Subcutaneous CT26 mouse tumor models were established and intragastrically administered with the prepared XLJDD decoction. Tumor growth curves were monitored, and final tumor weights were assessed. The tumor tissues were stained with hematoxylin and eosin (H&E) to observe the histopathological changes, while protein expression of Ki-67, Bcl-2, and Caspase-3 was evaluated by immunohistochemistry (IHC). Bulk RNA-seq coupled with transcriptome and GO/KEGG enrichment analyses revealed alterations in key signaling pathways, which were further validated at the protein level by Western blotting.
Collectively, these experiments elucidated that XLJDD exerted anti-colorectal cancer effects by regulating MAPK and related apoptotic signaling pathways. XLJDD drug-containing serum significantly suppressed CRC cell viability and promoted apoptosis in a dose-dependent manner.

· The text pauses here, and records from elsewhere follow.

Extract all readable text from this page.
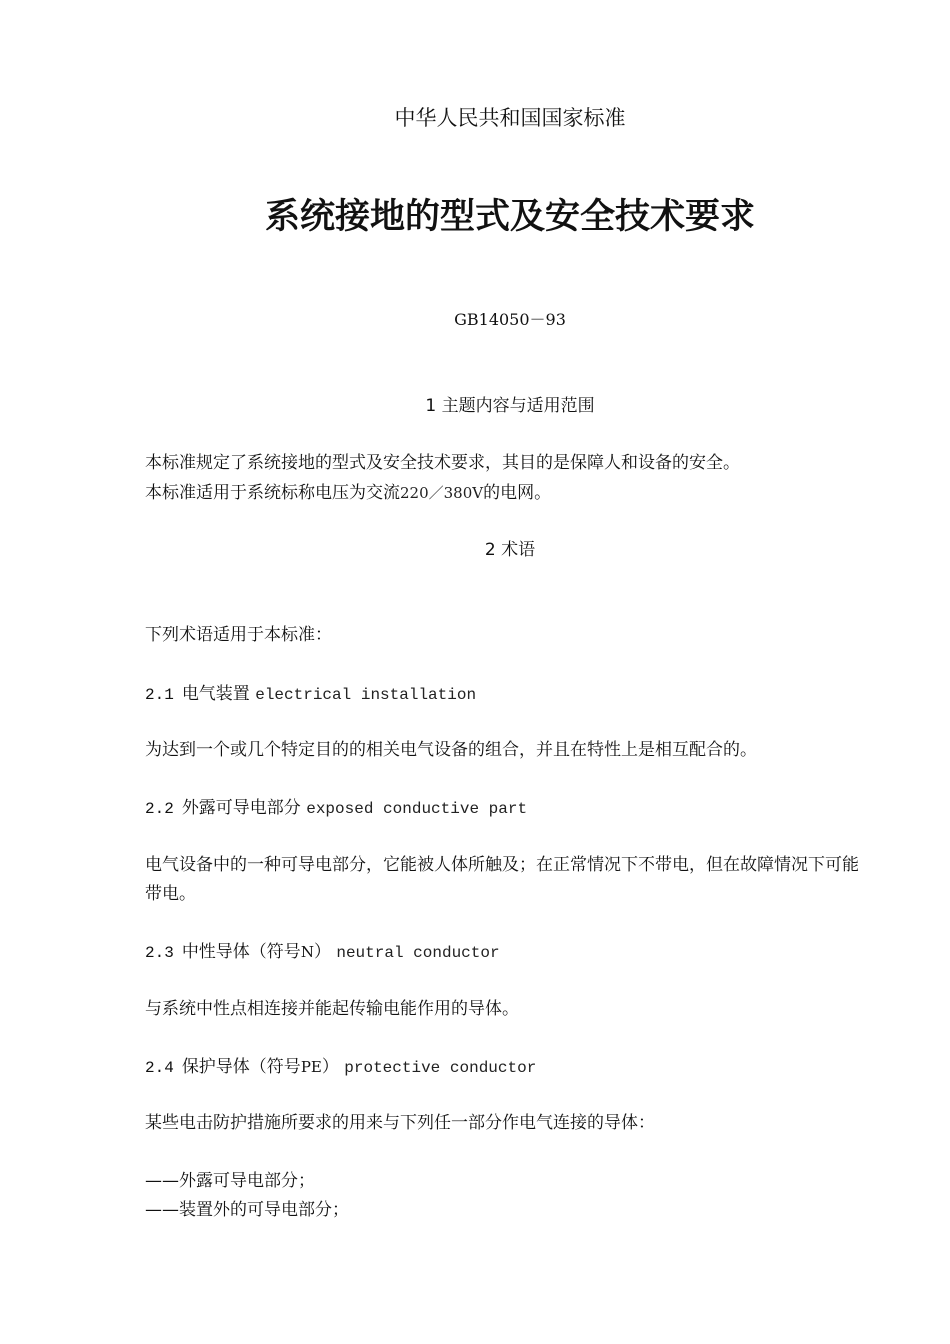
中华人民共和国国家标准
系统接地的型式及安全技术要求
GB14050－93
1 主题内容与适用范围
本标准规定了系统接地的型式及安全技术要求，其目的是保障人和设备的安全。
本标准适用于系统标称电压为交流220／380V的电网。
2 术语
下列术语适用于本标准：
2.1 电气装置 electrical installation
为达到一个或几个特定目的的相关电气设备的组合，并且在特性上是相互配合的。
2.2 外露可导电部分 exposed conductive part
电气设备中的一种可导电部分，它能被人体所触及；在正常情况下不带电，但在故障情况下可能带电。
2.3 中性导体（符号N） neutral conductor
与系统中性点相连接并能起传输电能作用的导体。
2.4 保护导体（符号PE） protective conductor
某些电击防护措施所要求的用来与下列任一部分作电气连接的导体：
——外露可导电部分；
——装置外的可导电部分；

ELISA results showed that XLJDD drug-containing serum reduced sphingosine-1-phosphate (S1P) levels in CRC cell culture supernatants. In vivo experiments demonstrated that XLJDD-treated tumor-bearing mice exhibited delayed tumor growth, reduced tumor weight, and improved tumor tissue morphology.
Moreover, XLJDD suppressed pro-tumorigenic activity of S1P in a dose-dependent manner. Immunohistochemistry and western blot analysis indicated that XLJDD downregulated Ki-67 and Bcl-2 expression, promoted Caspase-3 activation, and inhibited the JNK/p38 MAPK signaling pathway. Bulk RNA-seq transcriptome and pathway enrichment analyses further confirmed that XLJDD suppressed tumor progression by regulating the S1P-mediated JNK/p38 MAPK pathway, providing experimental evidence to support its clinical application. The XLJDD suppresses the development and progression of CRC by downregulating S1P levels, modulating the JNK/p38 MAPK signaling pathway, enhancing tumor cell apoptosis.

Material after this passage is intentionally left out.